The president of the publisher of the weekly Shukan Asahi has quit over an article that cast Osaka Mayor Toru Hashimoto's family background in a negative light.

Mitsuru Shinozaki, now acting president of Asahi Shimbun Publications Inc., visited Osaka City Hall and offered "deep apologies" to Hashimoto, informing the mayor of President Hideo Kotoku's exit effective Monday.

Shinozaki told Hashimoto that the company "lacked consideration for human rights."

The article, coauthored by prizewinning nonfiction writer Shinichi Sano and published in the magazine's Oct. 26 edition, said Hashimoto's father was a yakuza and from an area in Osaka Prefecture associated with descendants of "burakumin" feudal-era outcasts.

The article immediately drew a fierce protest from the outspoken mayor, who doubles as leader of a new political party that has started to build influence on the political scene ahead of the next general election.

To take responsibility for the story, the publisher said the magazine's editor-in-chief at the time, Daishi Kawabata, will be suspended from work for three months, in addition to sacking Kotoku.

A third-party panel at the Asahi Shimbun group concluded that the article was discriminatory and the publisher made "an impermissible mistake as a media organization."

The panel also said it "lacked factual accuracy."

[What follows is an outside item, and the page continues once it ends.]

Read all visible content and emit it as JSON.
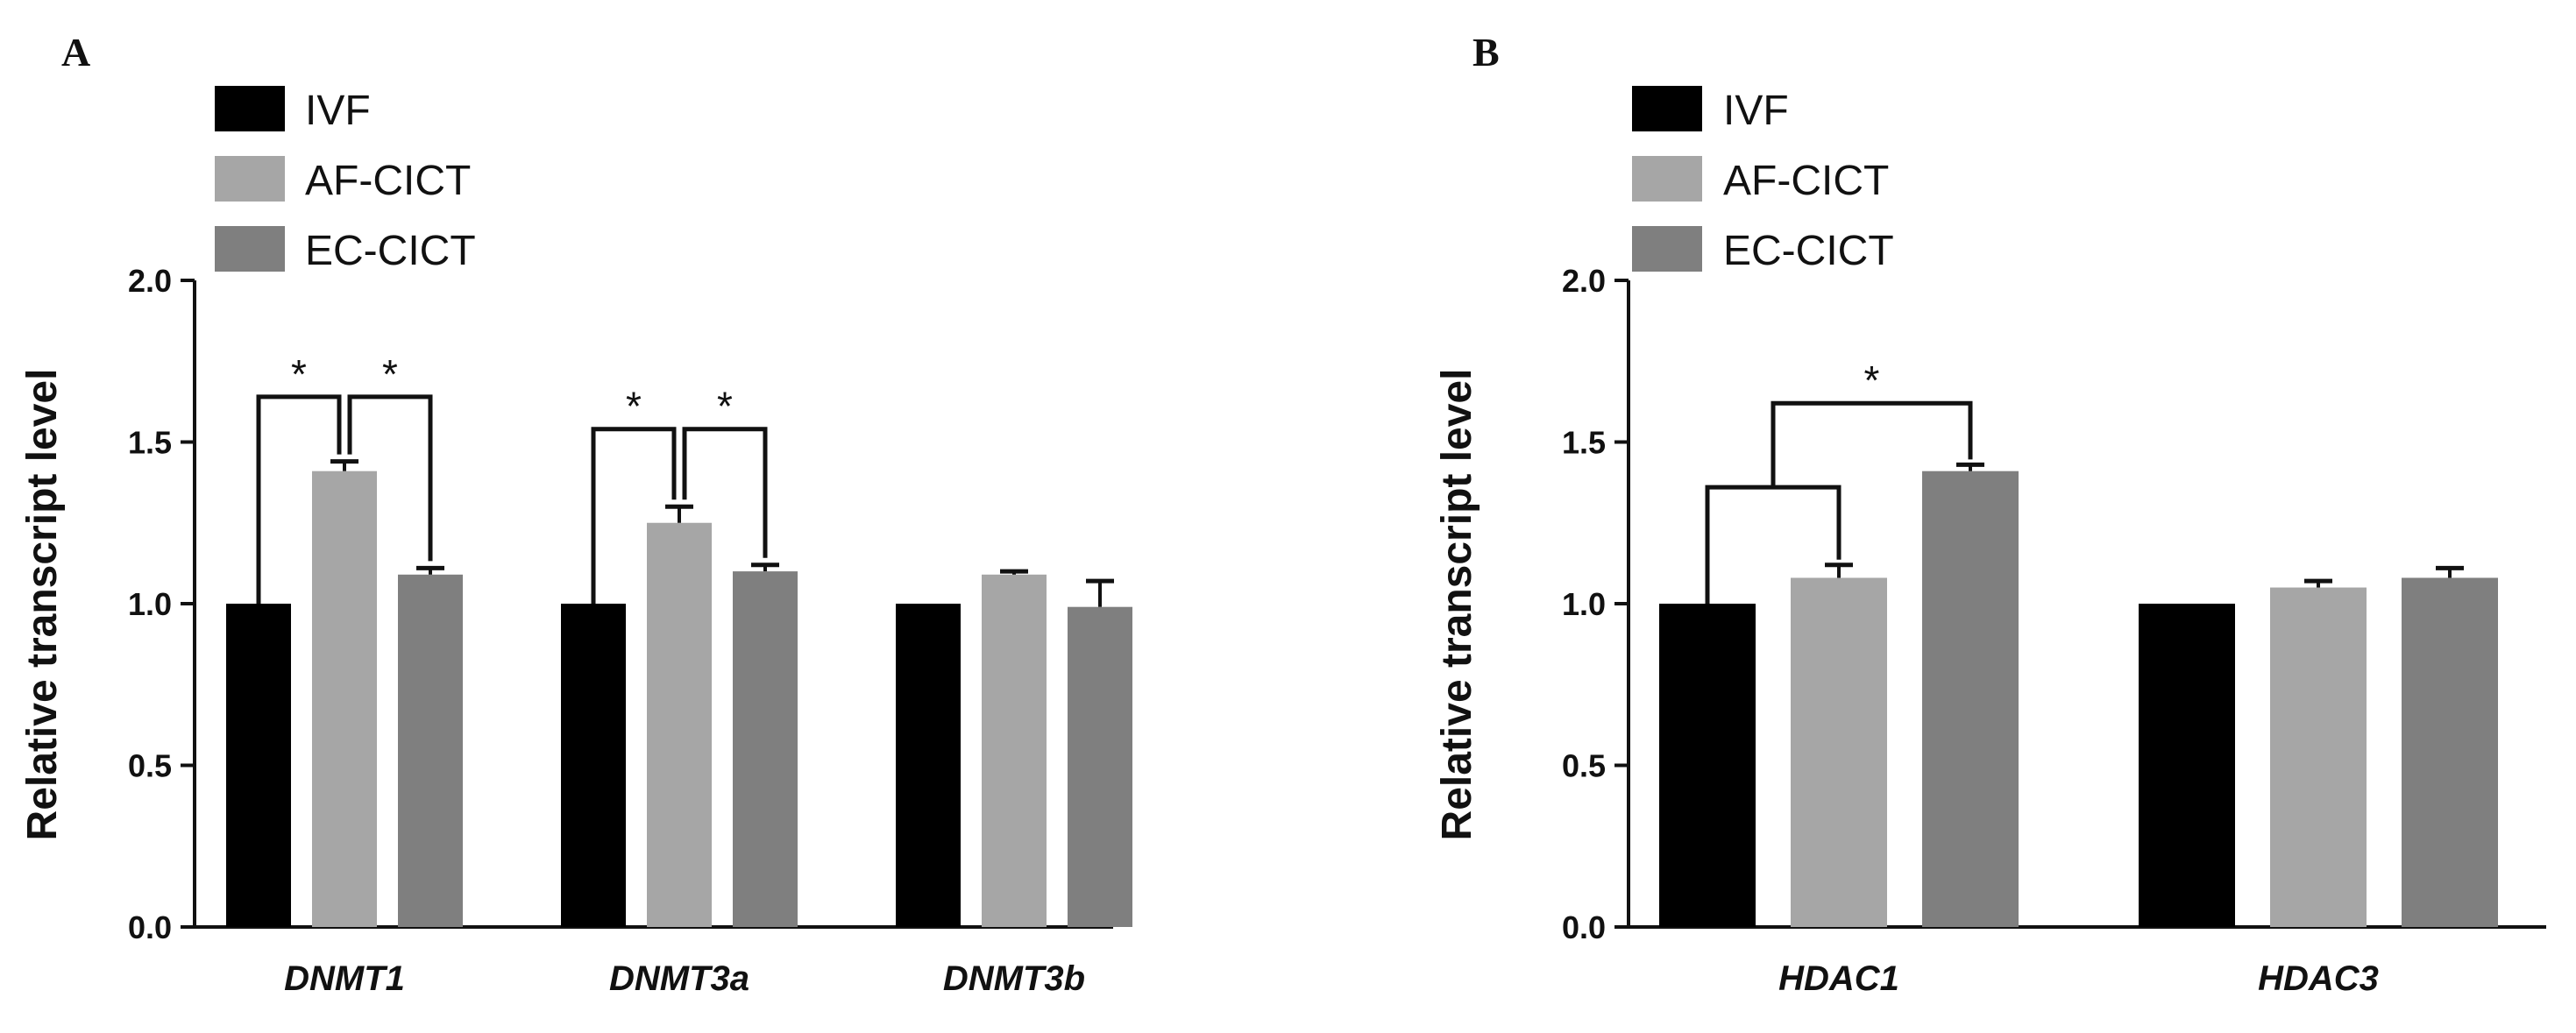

Hashimoto said he is now satisfied with the Asahi Shimbun group's review of the article and its apologies. He temporarily refused interviews from reporters of the Asahi Shimbun, the parent company of the weekly's publisher, following the release of the article.

"I had no intention of encouraging discrimination and class systems . . . but I must admit I was careless," writer Sano said in a statement. "I deeply apologize for causing trouble."